A Weetabix spokesperson told The Big Issue the company was “sorry” to see the engineering team go on strike but respected their right to do so.

“It is unfair and inaccurate to compare this with other disputes that require new contracts to be signed or face dismissal,” they continued. “This is not a choice we’re considering at present. We remain in close consultation with our engineers and their representatives and are confident that the opportunity still exists to find a resolution that creates future shared success.”

Unite claimed the 48 hour strikes will cause widespread delays to production of Weetabix as well as other products made by the factories including Alpen, Weetos and Oatibix at a time when there is growing uncertainty over food shortages caused by disruption to the UK’s supply chains.

Weetabix denied the strikes would cause delays or cause “any impact on our stock availability”.

While many firms have struggled during the pandemic, Weetabix enjoyed profits of $112.3 million, an 18.5 per cent increase on the previous year. Owners US cereal giant Post Holdings Inc most recent accounts show it had a turnover of $5.7 billion, an operating profit of $700.8 million and $1.2 billion in cash.

Fire and rehire involves an employer threatening an employee with the loss of their job if they do not sign up to new terms and conditions of an employment contract. It is typically used to impose changes on a workforce when they generally do not agree to the changes.

The TUC called for ministers to ban fire and rehire after nearly one in ten workers were reportedly affected by the tactics, but Boris Johnson declined to use May’s Queen’s Speech to outlaw the practice.

A spokesperson for The Department of Business, Energy and Industrial Strategy (BEIS) told the Big Issue that, while they do not comment on specific cases, they “have been very clear that using threats about firing and re-hiring simply as a negotiating tactic is completely unacceptable.”

BEIS suggested that “depending on the extent and likely impact of the proposed changes, employers should meet with affected employees, or union representatives to explain their case for making the proposed change.”

A previous dispute between Weetabix and employees at the Burton Latimer factory was resolved after workers voted to accept changes to shift pay, after going on strike in August. 

“The government refuses to ban fire and rehire despite almost three million people having been told to reapply for their jobs on worse terms and conditions since the first lockdown,” Andy McDonald, Labour’s shadow employment rights and protections secretary, told The Big Issue. 

“Not only is this type of exploitative employment practice unfair on individuals it is bad for the economy.

“Weetabix should immediately withdraw the threat of fire and rehire and negotiate a deal with its workers that protects their terms and conditions.”

The pandemic has seen companies seek cost-cutting measures to stay afloat or struggle to adapt to fluctuations in demand, leading many to use fire and rehire to shoehorn employees into accepting lower paid terms . 

There is widespread agreement among the British public that the practice should be banned, according to a survey by the GMB union in May.
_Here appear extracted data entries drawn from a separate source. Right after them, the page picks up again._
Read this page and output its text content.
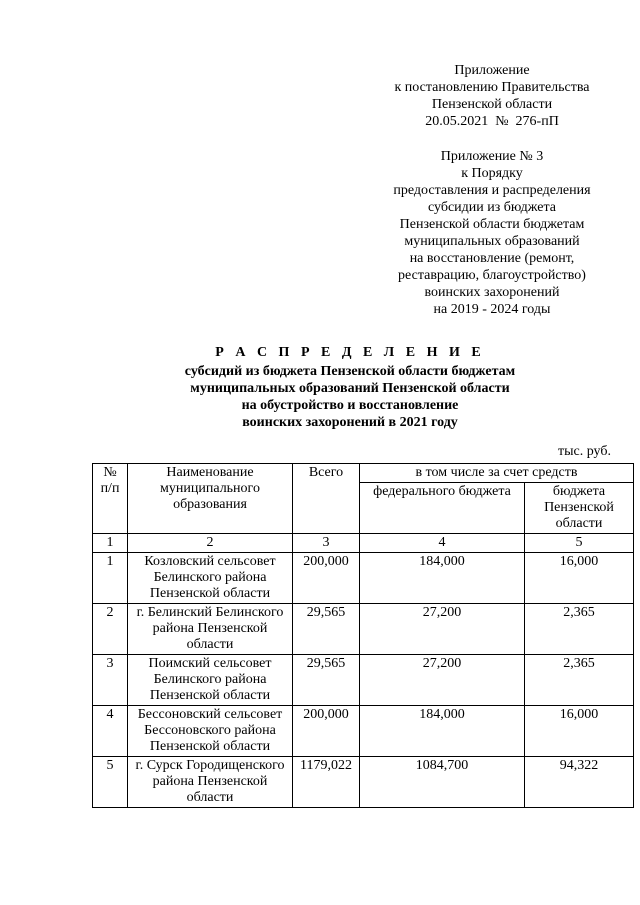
Приложение
к постановлению Правительства
Пензенской области
20.05.2021  №  276-пП
Приложение № 3
к Порядку
предоставления и распределения
субсидии из бюджета
Пензенской области бюджетам
муниципальных образований
на восстановление (ремонт,
реставрацию, благоустройство)
воинских захоронений
на 2019 - 2024 годы
Р А С П Р Е Д Е Л Е Н И Е
субсидий из бюджета Пензенской области бюджетам
муниципальных образований Пензенской области
на обустройство и восстановление
воинских захоронений в 2021 году
тыс. руб.
№ п/п	Наименование муниципального образования	Всего	в том числе за счет средств	
			федерального бюджета	бюджета Пензенской области
1	2	3	4	5
1	Козловский сельсовет Белинского района Пензенской области	200,000	184,000	16,000
2	г. Белинский Белинского района Пензенской области	29,565	27,200	2,365
3	Поимский сельсовет Белинского района Пензенской области	29,565	27,200	2,365
4	Бессоновский сельсовет Бессоновского района Пензенской области	200,000	184,000	16,000
5	г. Сурск Городищенского района Пензенской области	1179,022	1084,700	94,322
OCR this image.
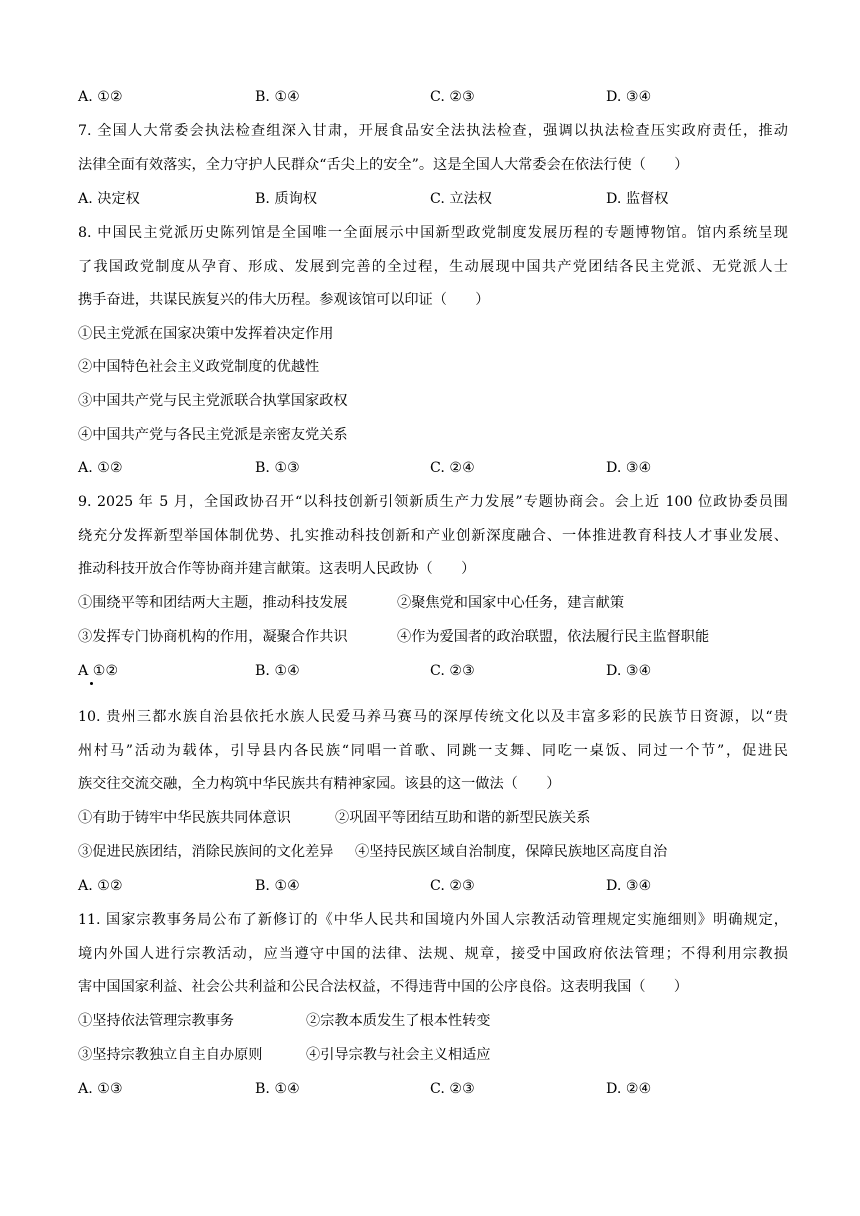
A. ①②	B. ①④	C. ②③	D. ③④
7. 全国人大常委会执法检查组深入甘肃，开展食品安全法执法检查，强调以执法检查压实政府责任，推动
法律全面有效落实，全力守护人民群众“舌尖上的安全”。这是全国人大常委会在依法行使（　　）
A. 决定权	B. 质询权	C. 立法权	D. 监督权
8. 中国民主党派历史陈列馆是全国唯一全面展示中国新型政党制度发展历程的专题博物馆。馆内系统呈现
了我国政党制度从孕育、形成、发展到完善的全过程，生动展现中国共产党团结各民主党派、无党派人士
携手奋进，共谋民族复兴的伟大历程。参观该馆可以印证（　　）
①民主党派在国家决策中发挥着决定作用
②中国特色社会主义政党制度的优越性
③中国共产党与民主党派联合执掌国家政权
④中国共产党与各民主党派是亲密友党关系
A. ①②	B. ①③	C. ②④	D. ③④
9. 2025 年 5 月，全国政协召开“以科技创新引领新质生产力发展”专题协商会。会上近 100 位政协委员围
绕充分发挥新型举国体制优势、扎实推动科技创新和产业创新深度融合、一体推进教育科技人才事业发展、
推动科技开放合作等协商并建言献策。这表明人民政协（　　）
①围绕平等和团结两大主题，推动科技发展	②聚焦党和国家中心任务，建言献策
③发挥专门协商机构的作用，凝聚合作共识	④作为爱国者的政治联盟，依法履行民主监督职能
A ①②	B. ①④	C. ②③	D. ③④
10. 贵州三都水族自治县依托水族人民爱马养马赛马的深厚传统文化以及丰富多彩的民族节日资源，以“贵
州村马”活动为载体，引导县内各民族“同唱一首歌、同跳一支舞、同吃一桌饭、同过一个节”，促进民
族交往交流交融，全力构筑中华民族共有精神家园。该县的这一做法（　　）
①有助于铸牢中华民族共同体意识	②巩固平等团结互助和谐的新型民族关系
③促进民族团结，消除民族间的文化差异 ④坚持民族区域自治制度，保障民族地区高度自治
A. ①②	B. ①④	C. ②③	D. ③④
11. 国家宗教事务局公布了新修订的《中华人民共和国境内外国人宗教活动管理规定实施细则》明确规定，
境内外国人进行宗教活动，应当遵守中国的法律、法规、规章，接受中国政府依法管理；不得利用宗教损
害中国国家利益、社会公共利益和公民合法权益，不得违背中国的公序良俗。这表明我国（　　）
①坚持依法管理宗教事务	②宗教本质发生了根本性转变
③坚持宗教独立自主自办原则	④引导宗教与社会主义相适应
A. ①③	B. ①④	C. ②③	D. ②④
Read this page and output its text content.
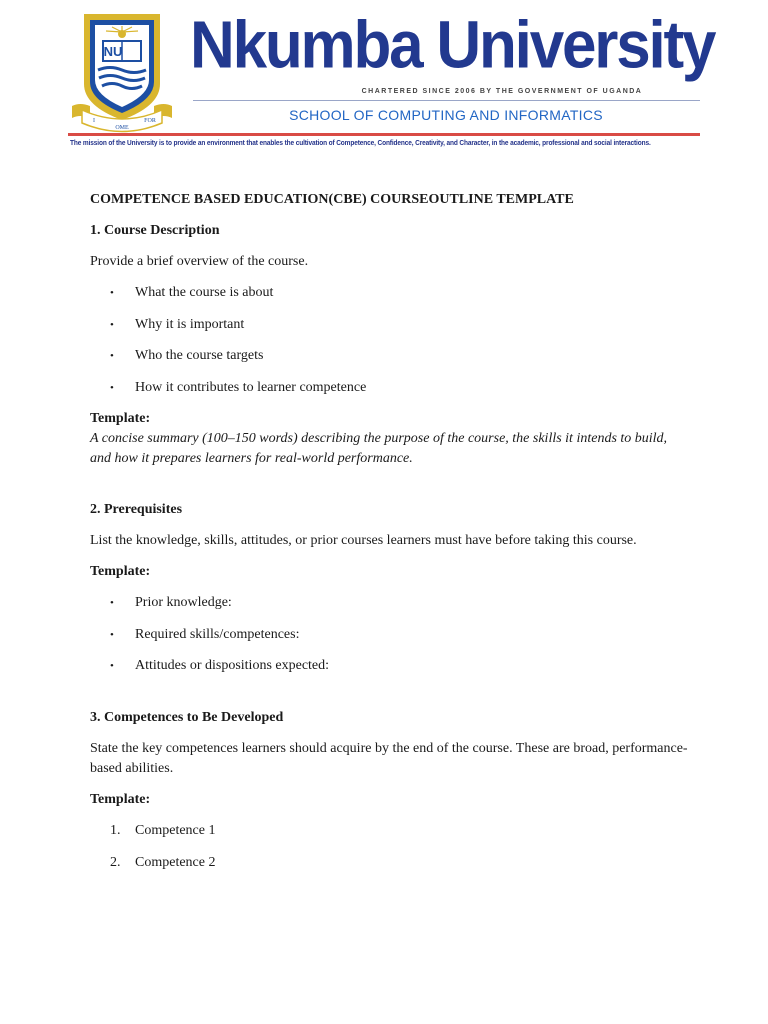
NU
I
OME
FOR
Nkumba University
CHARTERED SINCE 2006 BY THE GOVERNMENT OF UGANDA
SCHOOL OF COMPUTING AND INFORMATICS
The mission of the University is to provide an environment that enables the cultivation of Competence, Confidence, Creativity, and Character, in the academic, professional and social interactions.

COMPETENCE BASED EDUCATION(CBE) COURSEOUTLINE TEMPLATE

1. Course Description

Provide a brief overview of the course.

• What the course is about
• Why it is important
• Who the course targets
• How it contributes to learner competence

Template:

A concise summary (100–150 words) describing the purpose of the course, the skills it intends to build, and how it prepares learners for real-world performance.

2. Prerequisites

List the knowledge, skills, attitudes, or prior courses learners must have before taking this course.

Template:

• Prior knowledge:
• Required skills/competences:
• Attitudes or dispositions expected:

3. Competences to Be Developed

State the key competences learners should acquire by the end of the course. These are broad, performance-based abilities.

Template:

1. Competence 1
2. Competence 2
Three quarters of respondents believed there should be legal protections for workers who are currently subject to the whims of employers who can fire staff only to rehire them with worse terms. 

In his new deal for workers, Keir Starmer promised to ban fire-and-rehire and give rights against unfair dismissal to all workers from day one in power.

A six-month struggle between British Gas and workers over fire and rehire of around 7,000 gas engineers was finally resolved after workers backed an improved pay deal. GMB announced the deal after “gruelling negotiations” that won improvements to overtime rates and unsocial hours payments.

“Weetabix could end this dispute by simply withdrawing the attacks on workers’ pay,” said Unite regional secretary for the East Midlands Paresh Patel.